タイトルにもある通り、レスベラトロールはcAMPホスホジエステラーゼ (PDE) を
阻害することによって、cAMPの量を増加させる。
cAMPの量が増えると、cAMPのエフェクタータンパク質である "Epac1" が活性化する。
Epac1が活性化すると、細胞内カルシウムの量が増加し、"ホスホリパーゼC" と "リアノジン受容体カルシウム放出チャネル" を介してCamKKβ-AMPK経路が活性化される。
結果的に、NAD+の増加とSirt1の活性化が起こる。
以前の記事で取り上げたようにSirt (サーチュイン) は、“長寿遺伝子” として知られている。
このSirt1によって、ミトコンドリア新生・呼吸を制御する "PGC-1α" が活性化されることで “寿命延長効果” が表れると考えられる。
専門用語が多数出てきたので、以下に用語の解説を簡単に載せようと思う。
参考文献:Sung-Jun Park et al. Resveratrol Ameliorates Aging-Related Metabolic Phenotypes by Inhibiting cAMP Phosphodiesterases. Cell 148, 421–433 (2012).
【用語解説】
・PDE (phosphodiesterase:ホスホジエステラーゼ)
→ cAMPやcGMPの環状リン酸ジエステルを加水分解する酵素である。
・cAMP (cyclic AMP:環状アデノシン一リン酸)
→ グルカゴンやアドレナリンなどのホルモン伝達の際に、セカンドメッセンジャーとして働く因子である。

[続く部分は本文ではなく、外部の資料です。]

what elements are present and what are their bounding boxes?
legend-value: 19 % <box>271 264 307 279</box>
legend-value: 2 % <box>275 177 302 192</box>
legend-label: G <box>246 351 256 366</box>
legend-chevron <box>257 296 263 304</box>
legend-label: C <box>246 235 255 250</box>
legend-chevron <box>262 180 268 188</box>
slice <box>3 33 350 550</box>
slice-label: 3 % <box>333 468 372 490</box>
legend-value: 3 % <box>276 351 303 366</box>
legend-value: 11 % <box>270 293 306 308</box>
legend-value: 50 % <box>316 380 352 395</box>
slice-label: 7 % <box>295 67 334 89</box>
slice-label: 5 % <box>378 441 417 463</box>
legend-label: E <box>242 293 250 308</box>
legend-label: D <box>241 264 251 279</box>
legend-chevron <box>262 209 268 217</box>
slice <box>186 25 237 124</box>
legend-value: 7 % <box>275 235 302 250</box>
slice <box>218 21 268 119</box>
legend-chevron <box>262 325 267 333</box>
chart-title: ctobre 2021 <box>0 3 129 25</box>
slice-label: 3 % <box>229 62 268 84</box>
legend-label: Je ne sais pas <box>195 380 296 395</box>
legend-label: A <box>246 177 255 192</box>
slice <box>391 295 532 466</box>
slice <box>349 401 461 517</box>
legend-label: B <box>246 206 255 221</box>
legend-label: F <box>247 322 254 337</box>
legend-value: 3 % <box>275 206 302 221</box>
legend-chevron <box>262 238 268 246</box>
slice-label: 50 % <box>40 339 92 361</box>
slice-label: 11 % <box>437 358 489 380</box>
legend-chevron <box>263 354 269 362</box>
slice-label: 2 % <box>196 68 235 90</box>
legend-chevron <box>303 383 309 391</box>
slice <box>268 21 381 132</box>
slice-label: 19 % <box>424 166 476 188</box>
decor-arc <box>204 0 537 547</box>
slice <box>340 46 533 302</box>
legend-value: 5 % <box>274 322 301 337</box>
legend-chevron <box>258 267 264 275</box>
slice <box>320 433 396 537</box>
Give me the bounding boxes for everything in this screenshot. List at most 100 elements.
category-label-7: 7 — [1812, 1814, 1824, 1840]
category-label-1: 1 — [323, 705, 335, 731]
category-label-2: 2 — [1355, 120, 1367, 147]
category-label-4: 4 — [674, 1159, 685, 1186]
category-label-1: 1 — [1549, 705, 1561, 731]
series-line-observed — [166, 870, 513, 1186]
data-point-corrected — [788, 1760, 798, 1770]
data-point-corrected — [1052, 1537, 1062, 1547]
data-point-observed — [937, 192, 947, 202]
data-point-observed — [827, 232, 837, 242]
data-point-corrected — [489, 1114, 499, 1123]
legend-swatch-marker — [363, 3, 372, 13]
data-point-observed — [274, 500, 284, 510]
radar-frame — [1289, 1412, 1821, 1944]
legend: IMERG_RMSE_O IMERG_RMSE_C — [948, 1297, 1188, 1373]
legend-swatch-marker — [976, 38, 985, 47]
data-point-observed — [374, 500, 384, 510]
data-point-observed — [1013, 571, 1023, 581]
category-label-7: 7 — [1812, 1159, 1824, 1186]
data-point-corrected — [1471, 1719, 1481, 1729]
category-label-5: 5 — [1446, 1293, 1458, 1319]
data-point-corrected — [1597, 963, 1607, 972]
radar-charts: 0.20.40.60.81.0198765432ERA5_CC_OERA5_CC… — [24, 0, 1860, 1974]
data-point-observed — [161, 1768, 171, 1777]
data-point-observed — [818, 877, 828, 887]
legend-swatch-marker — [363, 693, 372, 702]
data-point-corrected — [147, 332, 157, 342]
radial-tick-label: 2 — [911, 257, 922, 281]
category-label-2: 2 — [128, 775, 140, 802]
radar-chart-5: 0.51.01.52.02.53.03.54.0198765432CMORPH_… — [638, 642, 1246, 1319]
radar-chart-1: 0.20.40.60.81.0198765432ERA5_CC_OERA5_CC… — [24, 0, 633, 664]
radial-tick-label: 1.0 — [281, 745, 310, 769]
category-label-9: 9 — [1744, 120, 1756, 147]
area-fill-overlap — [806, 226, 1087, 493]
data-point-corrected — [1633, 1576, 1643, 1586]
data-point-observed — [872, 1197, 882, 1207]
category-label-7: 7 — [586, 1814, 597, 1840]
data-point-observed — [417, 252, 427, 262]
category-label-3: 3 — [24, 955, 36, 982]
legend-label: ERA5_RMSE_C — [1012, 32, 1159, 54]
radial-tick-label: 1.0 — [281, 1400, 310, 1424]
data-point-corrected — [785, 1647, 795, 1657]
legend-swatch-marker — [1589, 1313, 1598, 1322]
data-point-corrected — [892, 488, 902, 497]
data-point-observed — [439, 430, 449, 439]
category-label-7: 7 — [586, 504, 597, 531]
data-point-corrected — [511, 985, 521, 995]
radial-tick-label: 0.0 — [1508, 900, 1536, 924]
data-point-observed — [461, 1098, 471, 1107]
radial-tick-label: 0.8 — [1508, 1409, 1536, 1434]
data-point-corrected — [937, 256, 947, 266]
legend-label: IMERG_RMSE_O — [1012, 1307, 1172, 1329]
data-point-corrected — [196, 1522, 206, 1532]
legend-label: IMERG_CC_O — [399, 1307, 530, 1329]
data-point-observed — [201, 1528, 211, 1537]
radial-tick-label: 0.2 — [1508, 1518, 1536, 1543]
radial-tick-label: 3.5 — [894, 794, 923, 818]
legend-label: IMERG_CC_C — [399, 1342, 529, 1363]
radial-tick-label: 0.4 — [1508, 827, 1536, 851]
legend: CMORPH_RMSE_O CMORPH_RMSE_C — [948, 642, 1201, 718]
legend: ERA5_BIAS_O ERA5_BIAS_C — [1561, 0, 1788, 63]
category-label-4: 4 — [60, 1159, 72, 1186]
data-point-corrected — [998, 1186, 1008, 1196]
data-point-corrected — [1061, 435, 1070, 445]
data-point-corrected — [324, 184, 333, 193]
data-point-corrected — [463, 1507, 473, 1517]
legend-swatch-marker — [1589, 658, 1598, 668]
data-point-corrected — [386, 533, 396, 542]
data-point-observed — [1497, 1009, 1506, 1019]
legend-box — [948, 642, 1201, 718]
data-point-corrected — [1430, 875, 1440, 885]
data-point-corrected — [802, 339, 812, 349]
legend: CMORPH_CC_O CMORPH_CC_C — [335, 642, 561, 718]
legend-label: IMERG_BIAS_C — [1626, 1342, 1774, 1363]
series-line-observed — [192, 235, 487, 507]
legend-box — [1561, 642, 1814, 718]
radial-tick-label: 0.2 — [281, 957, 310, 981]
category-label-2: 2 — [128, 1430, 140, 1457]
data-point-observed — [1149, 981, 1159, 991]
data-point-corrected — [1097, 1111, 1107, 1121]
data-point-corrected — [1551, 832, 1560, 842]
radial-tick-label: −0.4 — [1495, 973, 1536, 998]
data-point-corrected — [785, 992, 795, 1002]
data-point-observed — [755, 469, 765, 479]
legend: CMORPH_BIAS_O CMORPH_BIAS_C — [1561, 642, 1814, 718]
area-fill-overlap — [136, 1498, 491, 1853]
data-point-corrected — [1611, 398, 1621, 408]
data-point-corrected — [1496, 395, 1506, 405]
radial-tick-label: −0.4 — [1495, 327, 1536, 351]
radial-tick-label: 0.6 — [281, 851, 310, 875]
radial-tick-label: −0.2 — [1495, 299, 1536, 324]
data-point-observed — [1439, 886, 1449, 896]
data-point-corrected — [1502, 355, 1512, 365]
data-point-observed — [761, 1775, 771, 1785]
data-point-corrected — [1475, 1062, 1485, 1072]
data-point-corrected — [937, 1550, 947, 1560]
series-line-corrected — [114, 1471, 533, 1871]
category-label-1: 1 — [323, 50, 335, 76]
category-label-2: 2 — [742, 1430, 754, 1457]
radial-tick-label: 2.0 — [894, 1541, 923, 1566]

・Epac1 (exchange factor directly activated by cAMP 1)
→ cAMPの細胞内センサーである。
・ホスホリパーゼC (phospholipase C / PLC)
→ リン酸エステル基の直前でリン脂質を切断する酵素群の総称。
・リアノジン受容体カルシウム放出チャネル (ryanodine receptor Ca2+-release channel)
→ 細胞内小器官 (小胞体や筋小胞体) からのカルシウム放出を担っている。
・CamKKβ (CamKK2:Calcium/calmodulin-dependent protein kinase kinase 2:カルシウムカルモジュリン依存性タンパク質キナーゼキナーゼ2)
→ CamKKファミリーメンバーであり、AMPKをリン酸化し、その活性を制御する酵素である。
・AMPK (AMP-activated protein kinase)
→ 細胞内のエネルギー状態を監視し、その状態に応じて糖・脂質代謝などを調節するセリン/スレオニンキナーゼである。